Learning to dawdle so that we can become Darwin
Part two of a diatribe that will surely exceed four parts
Hi friends,
Sunday’s newsletter was about the idea that career-searching should be more strategic than menial, more expressive than restrictive.
Here’s what my friend, the immortal Gabe Lerner, had to say in response:
“I feel particular resonance with this line: ‘looking for a job should be more about finding the way you want to contribute to the world than writing a cover letter.’
During college, I became increasingly convinced of two dueling propositions: the more I heard successful people tell their stories on podcasts or in memoirs, the more I noticed how they had zeroed in on the single issue that they wanted to spend their life addressing. At the same time, I realized that I had no clue what big-picture problem I wanted to solve. I could spin up compelling-enough cover letter narratives—wrapping seemingly unconnected internship or research experiences into a story about why some DC intern coordinator should bring me on for the summer. But each of them felt disingenuous, and they left my brain as quickly as I typed them down.”
Gabe is saying that successful people are HYPER-FOCUSED on ONE THING and they GO AFTER IT. The problem is—how are we supposed to identify the thing we want to go after? The double problem is that we’re supposed to make up that thing and weave it into a consistent narrative of our personhood in every cover letter that we submit. Tough.
My response to Gabe is that we are sold this idea that if we want to be great, we need to focus, to be disciplined, to be “zeroed in.” I think that what we actually need to do first is to play. To dawdle. To take a walk around the lake. My bet is that there are a few things out there that seem like work to others but feel like play to you:
I think of a student I worked with when I was an SAT/ACT tutor during college. Her name is Lauren. I made her subscribe to 4 Cool Jobs way back when, so shoutout to Lauren if you’re reading this!! One day, I asked Lauren to draft an essay so that we could talk about grammar and sentence structure.
Lauren was like: “Okay, but what do you want me to write about?”
Me: “Literally anything that interests you.”
Lauren: “I don’t know what interests me.”
Me, not realizing that I was making the assignment 16x more difficult: “YOU CAN WRITE ABOUT ANYTHING.”
I had no idea what to expect—an essay about dogs? Summer vacation? Four days later, Lauren came to class with a multi-page manifesto on pen design, pen type, pen structure, and how one can match their handwriting tendencies to those traits to produce calligraphic, beautiful penmanship.
I was floored. The essay was amazing. It was everything I had never understood about why my handwriting looked so ugly at random times. Aren’t we are all wondering deep down why this happens when we use one pen over another? Isn’t this a source of entropy in our lives that we’d like to get under wraps? Don’t we think that Lauren should use her theoretical grasp of the pen market to build an AI that analyzes handwriting and recommends a set of pens? And then make money on that via affiliate marketing? Yes, I think so too.
Point is that Lauren, probably at some point when she was procrastinating a supposedly serious activity, went online mused about pen<>handwriting synergy.
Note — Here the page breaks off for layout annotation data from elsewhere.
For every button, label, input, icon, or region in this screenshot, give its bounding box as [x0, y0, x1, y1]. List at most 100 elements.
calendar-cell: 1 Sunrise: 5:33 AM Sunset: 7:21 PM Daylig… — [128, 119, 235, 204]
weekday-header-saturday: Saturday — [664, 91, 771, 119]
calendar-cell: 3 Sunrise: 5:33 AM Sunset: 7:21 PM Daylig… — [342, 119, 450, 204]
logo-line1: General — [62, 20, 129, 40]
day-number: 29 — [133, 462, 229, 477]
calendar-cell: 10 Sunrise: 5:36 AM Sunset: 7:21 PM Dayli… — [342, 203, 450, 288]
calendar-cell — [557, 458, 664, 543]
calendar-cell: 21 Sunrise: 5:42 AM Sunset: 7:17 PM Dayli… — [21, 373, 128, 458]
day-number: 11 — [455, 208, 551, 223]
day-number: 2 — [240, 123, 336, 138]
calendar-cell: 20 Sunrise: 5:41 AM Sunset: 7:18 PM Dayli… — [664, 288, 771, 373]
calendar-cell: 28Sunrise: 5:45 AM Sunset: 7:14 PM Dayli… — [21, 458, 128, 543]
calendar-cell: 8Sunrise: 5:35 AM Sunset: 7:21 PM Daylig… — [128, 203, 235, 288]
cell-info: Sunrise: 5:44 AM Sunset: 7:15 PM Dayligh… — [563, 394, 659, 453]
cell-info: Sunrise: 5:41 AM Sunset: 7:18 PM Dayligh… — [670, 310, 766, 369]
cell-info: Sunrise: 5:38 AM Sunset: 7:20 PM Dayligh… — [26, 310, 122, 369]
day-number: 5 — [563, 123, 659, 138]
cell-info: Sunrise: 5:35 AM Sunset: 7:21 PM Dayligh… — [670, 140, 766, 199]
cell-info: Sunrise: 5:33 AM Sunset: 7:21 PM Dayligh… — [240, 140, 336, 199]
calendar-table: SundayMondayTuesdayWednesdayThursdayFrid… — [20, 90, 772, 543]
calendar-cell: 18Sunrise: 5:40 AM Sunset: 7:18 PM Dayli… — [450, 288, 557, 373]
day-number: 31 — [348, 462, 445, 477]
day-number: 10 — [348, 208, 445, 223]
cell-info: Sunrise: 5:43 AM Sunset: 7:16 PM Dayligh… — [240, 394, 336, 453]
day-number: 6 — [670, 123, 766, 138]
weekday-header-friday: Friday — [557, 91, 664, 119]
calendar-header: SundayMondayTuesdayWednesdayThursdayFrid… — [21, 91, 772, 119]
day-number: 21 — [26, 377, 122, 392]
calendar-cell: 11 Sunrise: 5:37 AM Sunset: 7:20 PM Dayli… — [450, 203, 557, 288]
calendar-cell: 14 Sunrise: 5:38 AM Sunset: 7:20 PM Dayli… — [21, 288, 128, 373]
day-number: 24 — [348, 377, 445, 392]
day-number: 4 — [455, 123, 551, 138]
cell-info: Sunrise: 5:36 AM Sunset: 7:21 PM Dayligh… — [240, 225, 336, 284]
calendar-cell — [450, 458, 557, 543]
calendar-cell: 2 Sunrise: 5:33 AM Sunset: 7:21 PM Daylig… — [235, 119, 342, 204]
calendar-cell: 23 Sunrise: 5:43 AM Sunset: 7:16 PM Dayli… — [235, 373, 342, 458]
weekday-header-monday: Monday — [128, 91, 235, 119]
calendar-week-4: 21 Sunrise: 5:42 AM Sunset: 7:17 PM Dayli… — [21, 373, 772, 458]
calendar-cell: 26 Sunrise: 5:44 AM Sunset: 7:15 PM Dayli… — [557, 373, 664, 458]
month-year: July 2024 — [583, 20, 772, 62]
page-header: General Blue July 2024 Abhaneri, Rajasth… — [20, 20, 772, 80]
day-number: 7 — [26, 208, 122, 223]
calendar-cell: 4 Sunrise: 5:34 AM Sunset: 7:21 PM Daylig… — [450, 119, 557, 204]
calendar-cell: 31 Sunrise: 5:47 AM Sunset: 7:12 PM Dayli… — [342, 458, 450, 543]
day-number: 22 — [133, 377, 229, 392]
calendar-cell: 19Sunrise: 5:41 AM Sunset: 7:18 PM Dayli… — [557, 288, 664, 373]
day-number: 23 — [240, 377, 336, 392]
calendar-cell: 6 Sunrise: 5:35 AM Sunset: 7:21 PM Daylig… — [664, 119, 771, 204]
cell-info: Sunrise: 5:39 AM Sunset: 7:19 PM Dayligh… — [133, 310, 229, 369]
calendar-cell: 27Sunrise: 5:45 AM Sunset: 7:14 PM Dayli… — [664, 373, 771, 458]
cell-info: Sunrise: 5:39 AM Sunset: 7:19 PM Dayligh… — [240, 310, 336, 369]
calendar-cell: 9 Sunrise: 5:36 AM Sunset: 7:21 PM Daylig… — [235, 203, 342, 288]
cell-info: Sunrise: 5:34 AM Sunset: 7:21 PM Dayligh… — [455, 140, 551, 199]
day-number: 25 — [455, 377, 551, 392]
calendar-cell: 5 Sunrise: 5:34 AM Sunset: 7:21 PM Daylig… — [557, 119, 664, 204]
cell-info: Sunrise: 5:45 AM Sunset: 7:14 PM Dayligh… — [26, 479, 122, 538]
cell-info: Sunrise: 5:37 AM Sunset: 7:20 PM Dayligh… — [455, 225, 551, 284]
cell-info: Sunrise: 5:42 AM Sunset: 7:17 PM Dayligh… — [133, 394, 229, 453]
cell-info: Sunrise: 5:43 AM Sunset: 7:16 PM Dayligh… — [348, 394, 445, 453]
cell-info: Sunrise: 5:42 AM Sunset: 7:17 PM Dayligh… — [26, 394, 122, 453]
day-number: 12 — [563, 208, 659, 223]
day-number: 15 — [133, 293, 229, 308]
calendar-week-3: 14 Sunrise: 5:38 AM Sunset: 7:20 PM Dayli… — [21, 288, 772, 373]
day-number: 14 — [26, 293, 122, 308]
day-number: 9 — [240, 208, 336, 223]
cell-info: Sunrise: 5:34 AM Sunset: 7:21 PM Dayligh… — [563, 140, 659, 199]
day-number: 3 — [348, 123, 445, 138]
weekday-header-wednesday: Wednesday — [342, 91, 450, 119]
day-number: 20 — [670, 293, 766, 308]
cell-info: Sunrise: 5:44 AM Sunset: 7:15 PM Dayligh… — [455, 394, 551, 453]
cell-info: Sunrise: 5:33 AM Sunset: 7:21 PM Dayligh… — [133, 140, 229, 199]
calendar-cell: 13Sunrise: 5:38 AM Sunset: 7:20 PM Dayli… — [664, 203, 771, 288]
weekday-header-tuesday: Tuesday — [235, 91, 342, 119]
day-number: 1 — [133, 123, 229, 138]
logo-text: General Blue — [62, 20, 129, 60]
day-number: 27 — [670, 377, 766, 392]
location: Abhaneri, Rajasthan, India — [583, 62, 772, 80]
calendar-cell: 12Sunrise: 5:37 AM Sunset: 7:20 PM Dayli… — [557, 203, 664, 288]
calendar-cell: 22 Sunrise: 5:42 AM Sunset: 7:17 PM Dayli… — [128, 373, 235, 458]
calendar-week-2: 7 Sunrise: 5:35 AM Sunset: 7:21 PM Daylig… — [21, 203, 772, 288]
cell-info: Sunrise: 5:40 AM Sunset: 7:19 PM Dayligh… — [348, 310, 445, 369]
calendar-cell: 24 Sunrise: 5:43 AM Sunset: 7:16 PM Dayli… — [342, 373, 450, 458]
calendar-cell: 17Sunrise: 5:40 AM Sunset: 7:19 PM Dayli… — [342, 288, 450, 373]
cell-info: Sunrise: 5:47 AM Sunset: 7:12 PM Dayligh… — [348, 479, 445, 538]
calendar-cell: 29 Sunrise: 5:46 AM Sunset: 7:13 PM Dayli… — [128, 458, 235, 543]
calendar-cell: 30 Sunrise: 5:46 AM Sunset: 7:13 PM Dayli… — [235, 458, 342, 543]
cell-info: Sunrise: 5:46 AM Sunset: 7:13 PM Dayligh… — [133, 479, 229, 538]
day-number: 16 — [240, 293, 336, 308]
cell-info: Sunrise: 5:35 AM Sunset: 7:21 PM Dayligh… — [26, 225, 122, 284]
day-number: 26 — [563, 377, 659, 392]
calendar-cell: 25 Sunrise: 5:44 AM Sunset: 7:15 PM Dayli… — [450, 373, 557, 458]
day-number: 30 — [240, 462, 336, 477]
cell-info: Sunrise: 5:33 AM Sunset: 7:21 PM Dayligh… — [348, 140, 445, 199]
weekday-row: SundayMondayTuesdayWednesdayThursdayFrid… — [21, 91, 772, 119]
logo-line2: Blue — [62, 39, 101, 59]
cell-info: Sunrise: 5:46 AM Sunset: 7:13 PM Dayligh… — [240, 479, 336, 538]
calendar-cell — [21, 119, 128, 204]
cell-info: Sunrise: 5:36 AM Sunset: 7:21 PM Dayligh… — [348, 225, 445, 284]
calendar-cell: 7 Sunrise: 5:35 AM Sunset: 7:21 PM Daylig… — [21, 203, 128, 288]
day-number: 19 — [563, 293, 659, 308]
This story is similar to an essay that Paul Graham wrote this week that likens bus ticket collectors to inventive geniuses:
“When you look at the lives of people who've done great work, you see a consistent pattern. They often begin with a bus ticket collector's obsessive interest in something that would have seemed pointless to most of their contemporaries. One of the most striking features of Darwin's book about his voyage on the Beagle is the sheer depth of his interest in natural history. His curiosity seems infinite.”
So all you’ve got to do is that, Gabe! Collect some bus tickets. Develop a theory of natural selection.
I know that Paul Graham, Darwin, and Lauren make it seem like it is the most natural thing in the world to develop an overarching obsession for a rare, powerful, minute thing. In truth, I feel stupid all the time when I try to dawdle. Trying to dawdle is a logical double bind—it’s giving yourself an instruction that you must be spontaneous.
A true, unstructured dawdle is rare and kind of a feat of nature. It takes great cognitive labor to sit down and memorize the structural features of bus tickets. It takes great, amorphous psychological inertia to make that labor feel not only worthwhile but effortless.
So the last thing I’d like to do is present the idea that stumbling into play is difficult and serendipitous but not random. It is almost always about answering a need.
The author Deliah Dawson recently posted a fantastic thread about learning to crochet granny squares.
At first, she was apparently very bad:
Gradually, she got better.
So, there ya go. At first, when you try to play at a new thing, it sucks. You have to work contrary to inertia for what always seems like too long. Then it becomes magic. Please draw your attention to this graphical representation:
That’s all for now. Thank you to Gabe for the lovely response to my last post.